HYDE PARK — Metra has added back some service for its southernmost riders on the Electric Line as it prepares to shift its schedule in September to focus more on Hyde Park riders.
Metra promised the revisions to a new schedule proposed in May that would have trains stop every 20 minutes in Hyde Park on weekdays, after officials heard at public meetings in June that riders didn’t want to cut service elsewhere to make it happen.
Now Metra has released a revised schedule that drops the part of the plan that eliminated train service on the Blue Island Line on Saturdays, restores some trains for early morning and late evening commuters and improves train arrival times so people can make transfers between trains.

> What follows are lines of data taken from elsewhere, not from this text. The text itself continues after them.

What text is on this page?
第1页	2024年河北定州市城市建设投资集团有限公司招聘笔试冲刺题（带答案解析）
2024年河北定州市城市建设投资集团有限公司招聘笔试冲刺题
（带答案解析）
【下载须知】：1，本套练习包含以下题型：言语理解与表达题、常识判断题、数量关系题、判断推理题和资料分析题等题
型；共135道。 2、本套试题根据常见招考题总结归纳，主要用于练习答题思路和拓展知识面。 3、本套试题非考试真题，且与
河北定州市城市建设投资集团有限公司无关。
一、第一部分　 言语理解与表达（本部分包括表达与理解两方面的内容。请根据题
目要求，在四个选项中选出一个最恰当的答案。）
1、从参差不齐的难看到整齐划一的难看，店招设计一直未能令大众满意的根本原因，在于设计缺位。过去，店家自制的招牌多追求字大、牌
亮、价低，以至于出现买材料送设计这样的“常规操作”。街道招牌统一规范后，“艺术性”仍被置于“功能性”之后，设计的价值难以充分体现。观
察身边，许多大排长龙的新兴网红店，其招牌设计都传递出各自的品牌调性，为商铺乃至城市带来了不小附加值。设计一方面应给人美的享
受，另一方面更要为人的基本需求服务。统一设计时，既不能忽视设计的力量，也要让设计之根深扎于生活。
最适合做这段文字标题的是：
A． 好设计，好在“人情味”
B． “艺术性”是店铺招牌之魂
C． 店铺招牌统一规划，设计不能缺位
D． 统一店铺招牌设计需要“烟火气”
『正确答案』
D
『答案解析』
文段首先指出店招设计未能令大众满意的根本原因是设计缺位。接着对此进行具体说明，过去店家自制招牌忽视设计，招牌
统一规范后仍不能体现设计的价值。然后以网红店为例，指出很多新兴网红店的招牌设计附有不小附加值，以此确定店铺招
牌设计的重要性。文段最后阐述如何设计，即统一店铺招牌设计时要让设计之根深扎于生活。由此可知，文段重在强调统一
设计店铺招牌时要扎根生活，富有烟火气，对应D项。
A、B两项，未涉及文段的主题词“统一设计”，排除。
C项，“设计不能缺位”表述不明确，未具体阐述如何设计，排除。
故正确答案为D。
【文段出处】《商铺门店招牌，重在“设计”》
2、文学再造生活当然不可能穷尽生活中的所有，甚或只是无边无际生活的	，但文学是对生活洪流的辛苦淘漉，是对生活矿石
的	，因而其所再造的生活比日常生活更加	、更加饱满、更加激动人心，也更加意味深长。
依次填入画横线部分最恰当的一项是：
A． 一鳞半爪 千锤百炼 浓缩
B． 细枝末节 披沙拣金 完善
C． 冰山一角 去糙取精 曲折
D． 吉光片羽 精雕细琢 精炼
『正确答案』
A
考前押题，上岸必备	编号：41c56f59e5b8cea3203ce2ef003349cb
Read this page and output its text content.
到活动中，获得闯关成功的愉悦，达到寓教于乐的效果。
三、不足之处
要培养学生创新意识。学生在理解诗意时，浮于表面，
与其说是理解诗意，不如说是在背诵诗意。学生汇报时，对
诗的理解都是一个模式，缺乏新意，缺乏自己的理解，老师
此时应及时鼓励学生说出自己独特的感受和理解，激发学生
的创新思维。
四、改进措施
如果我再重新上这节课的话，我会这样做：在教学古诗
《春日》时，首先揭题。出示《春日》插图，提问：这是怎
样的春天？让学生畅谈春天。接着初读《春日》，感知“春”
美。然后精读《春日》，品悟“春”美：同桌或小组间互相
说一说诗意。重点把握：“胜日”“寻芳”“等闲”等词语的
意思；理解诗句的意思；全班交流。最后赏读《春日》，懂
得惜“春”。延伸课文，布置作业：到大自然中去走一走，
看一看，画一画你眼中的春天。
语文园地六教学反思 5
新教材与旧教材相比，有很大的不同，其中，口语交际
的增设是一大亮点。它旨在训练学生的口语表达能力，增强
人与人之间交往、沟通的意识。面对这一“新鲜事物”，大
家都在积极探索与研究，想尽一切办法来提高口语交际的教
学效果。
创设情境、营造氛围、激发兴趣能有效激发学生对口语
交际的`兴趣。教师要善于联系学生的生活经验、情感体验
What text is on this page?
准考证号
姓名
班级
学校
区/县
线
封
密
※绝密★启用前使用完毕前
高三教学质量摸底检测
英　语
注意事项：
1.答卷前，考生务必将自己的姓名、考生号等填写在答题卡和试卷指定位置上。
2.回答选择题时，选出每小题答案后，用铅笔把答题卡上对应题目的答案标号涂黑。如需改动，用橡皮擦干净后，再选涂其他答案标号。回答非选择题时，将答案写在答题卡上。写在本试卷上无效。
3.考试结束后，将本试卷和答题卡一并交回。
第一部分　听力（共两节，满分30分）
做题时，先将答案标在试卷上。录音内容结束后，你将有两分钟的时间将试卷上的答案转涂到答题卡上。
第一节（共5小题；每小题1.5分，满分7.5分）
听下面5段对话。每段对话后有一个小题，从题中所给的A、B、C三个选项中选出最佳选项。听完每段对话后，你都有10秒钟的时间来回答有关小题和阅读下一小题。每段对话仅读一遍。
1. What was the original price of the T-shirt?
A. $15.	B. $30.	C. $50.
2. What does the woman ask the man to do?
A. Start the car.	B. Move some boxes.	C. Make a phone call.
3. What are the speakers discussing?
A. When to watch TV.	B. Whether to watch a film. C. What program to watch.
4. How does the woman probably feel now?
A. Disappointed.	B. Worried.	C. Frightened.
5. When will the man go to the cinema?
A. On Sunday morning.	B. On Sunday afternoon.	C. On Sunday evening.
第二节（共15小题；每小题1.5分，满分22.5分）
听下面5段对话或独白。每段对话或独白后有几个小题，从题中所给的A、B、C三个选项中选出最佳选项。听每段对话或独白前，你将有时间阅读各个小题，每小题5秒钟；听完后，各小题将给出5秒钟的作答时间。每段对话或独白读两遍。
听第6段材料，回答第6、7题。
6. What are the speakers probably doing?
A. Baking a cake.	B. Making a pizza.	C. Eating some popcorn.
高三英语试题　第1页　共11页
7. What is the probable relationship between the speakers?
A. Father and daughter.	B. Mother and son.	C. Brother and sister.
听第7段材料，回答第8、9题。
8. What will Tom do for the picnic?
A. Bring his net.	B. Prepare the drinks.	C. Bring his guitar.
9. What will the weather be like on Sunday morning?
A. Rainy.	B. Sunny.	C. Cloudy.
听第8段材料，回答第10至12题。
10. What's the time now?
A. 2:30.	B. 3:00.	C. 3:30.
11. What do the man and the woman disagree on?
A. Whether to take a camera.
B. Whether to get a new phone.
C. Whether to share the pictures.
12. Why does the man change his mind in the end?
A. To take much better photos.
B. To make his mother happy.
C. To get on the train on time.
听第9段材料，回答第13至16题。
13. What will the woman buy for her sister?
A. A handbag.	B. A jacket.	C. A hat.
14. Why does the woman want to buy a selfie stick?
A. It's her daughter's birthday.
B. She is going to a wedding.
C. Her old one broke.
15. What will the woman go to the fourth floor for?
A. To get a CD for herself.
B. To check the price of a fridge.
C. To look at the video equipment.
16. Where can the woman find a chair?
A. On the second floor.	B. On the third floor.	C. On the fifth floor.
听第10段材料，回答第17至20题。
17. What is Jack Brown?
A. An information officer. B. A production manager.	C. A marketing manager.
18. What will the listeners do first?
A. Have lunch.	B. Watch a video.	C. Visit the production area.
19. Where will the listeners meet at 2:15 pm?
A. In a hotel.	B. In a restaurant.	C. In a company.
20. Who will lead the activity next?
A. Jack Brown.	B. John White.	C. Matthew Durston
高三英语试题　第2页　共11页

“We have taken all the feedback we received from customers regarding our proposed new schedule and made adjustments where possible,” said Don Orseno, CEO of Metra in an announcement Wednesday. “The goal of this process was to create a schedule that uses our trains in a more efficient way and enhances service without impacting our budget.”
He said the changes are meant to stem the loss of ridership on the line, which has declined 14 percent over the last six years and accounted for the bulk of the loss of ridership for Metra system wide.
The new schedule will start Sept. 11, with trains stopping every 20 minutes at the 51st/53rd Street, 55th/56th/57th Street and 59th Street stops, where ridership has grown by more than 7 percent on the line in the last three years.
The new schedule also adds five more flag stops at 63rd Street to accommodate Mt. Carmel students.
Blue Island was to take the brunt of the cuts to add the new service and will still see the number of trains reduced to four on Saturdays, but Saturday service will not be eliminated as first proposed.
Nine trains will still be eliminated from the Blue Island branch of the line and eight from the South Chicago branch, mostly in the early morning and late evening. The trains chosen had the lowest ridership, with some carrying only one or two passengers a day, according to Metra.